Yes, that Kalashnikov.

byJames Gilboy|
Electric Vehicles photo


At a military-oriented forum on Thursday, arms manufacturer Kalashnikov Concern threw the automotive world a curveball with the reveal of an unexpected electric concept car, which it calls the CV-1.

Kalashnikov constructed the CV-1 on the underpinnings of an Izh 2125 "Kombi," a compact hatchback originally manufactured by the Soviets starting in 1972, with production running until 1997. It, in turn, was based on the Moskvitch 412, which dates back as far as 1964.

Valery Moroz

Technically, one could consider the Kalashnikov CV-1 a restomod show car rather than a concept car, though the advertised specifications of the electric powertrain tech underneath are competitive with other modern mass-market electric vehicles.
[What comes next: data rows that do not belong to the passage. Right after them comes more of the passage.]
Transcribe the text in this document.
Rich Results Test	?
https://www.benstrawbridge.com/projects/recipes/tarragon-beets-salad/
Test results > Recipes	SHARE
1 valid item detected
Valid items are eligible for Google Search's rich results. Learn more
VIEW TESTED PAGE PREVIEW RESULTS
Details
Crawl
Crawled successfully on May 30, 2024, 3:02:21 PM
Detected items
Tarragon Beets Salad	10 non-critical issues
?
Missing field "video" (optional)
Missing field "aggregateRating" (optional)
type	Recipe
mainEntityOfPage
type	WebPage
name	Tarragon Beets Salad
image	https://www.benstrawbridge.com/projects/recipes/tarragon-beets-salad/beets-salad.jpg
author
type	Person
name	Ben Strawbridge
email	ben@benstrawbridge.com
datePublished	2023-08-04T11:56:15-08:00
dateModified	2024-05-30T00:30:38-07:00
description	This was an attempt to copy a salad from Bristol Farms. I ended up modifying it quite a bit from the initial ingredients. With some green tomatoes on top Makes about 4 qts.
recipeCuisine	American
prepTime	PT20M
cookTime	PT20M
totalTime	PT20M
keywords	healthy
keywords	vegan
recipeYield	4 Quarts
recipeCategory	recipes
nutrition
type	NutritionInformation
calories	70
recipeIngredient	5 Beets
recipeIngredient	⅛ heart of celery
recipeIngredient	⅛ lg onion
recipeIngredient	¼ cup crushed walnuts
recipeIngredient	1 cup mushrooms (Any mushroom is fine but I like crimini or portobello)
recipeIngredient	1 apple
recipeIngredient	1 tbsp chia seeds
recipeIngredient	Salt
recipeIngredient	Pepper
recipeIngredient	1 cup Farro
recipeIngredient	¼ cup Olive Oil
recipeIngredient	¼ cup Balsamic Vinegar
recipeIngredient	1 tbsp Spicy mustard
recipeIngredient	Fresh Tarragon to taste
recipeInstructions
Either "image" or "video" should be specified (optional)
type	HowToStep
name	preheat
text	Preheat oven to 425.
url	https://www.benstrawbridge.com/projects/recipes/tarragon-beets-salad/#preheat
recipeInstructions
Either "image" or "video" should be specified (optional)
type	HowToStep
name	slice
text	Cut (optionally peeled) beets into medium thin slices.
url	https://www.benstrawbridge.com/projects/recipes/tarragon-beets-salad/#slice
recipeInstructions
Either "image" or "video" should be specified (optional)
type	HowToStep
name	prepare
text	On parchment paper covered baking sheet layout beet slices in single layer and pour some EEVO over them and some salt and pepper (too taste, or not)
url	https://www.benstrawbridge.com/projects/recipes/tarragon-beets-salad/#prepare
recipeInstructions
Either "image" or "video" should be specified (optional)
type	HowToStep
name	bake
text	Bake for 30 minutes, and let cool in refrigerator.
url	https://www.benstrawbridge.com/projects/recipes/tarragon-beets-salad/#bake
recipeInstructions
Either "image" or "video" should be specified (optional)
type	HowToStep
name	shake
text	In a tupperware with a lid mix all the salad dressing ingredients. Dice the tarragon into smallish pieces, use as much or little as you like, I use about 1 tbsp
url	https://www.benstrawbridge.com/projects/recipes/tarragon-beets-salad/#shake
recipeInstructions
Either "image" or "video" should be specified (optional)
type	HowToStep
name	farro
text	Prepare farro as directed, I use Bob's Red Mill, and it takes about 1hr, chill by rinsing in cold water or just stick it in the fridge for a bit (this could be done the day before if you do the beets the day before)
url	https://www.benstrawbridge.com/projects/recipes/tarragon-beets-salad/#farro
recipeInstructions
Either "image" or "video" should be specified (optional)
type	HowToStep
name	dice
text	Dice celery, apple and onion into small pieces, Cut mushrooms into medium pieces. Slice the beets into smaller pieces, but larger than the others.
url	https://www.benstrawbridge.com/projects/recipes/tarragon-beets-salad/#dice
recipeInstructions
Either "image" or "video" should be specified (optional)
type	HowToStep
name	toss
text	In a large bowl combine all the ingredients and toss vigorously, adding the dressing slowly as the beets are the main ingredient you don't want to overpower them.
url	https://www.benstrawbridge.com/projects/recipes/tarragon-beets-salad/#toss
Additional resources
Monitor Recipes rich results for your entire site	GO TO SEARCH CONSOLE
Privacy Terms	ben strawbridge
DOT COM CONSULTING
Kalashnikov is using the CV-1 as a platform to demonstrate its electric powertrain components, developed in-house. It states that the CV-1's battery has a capacity of 90 kilowatt-hours, similar to the Audi e-Tron electric crossover, which boasts 249 miles of range to the CV-1's claimed 217 miles (350 kilometers). Power output is stated to be 220 kilowatts (295 horsepower), and 0-60 is said to take under six seconds.

Valery Moroz

Ironically, Kalashnikov describes the CV-1's inverter as "revolutionary," stating that it can handle up to 1.2 megawatt-hours of energy despite minimal packaging size and weight. Likewise, the power control module is another self-developed component and it monitors the battery, inverter and motors.

Because it's technically a half-century old Soviet car underneath, don't expect the CV-1 to show up in your local showrooms at any point. That said, Kalashnikov did display an itty-bitty city car concept—which it calls the UV-4—at the same event, and specifically denoted it as being for the civilian market. Again, it's not likely you'll see one on American roads any time soon, but it does make Kalashnikov look serious about electric vehicles. It's certainly big on dystopian motorcycles and rideable super-drones.

Kalashnikov Concern

The Drive reached out to Kalashnikov for further information on its plans for electric vehicles, and we will update when we receive a response.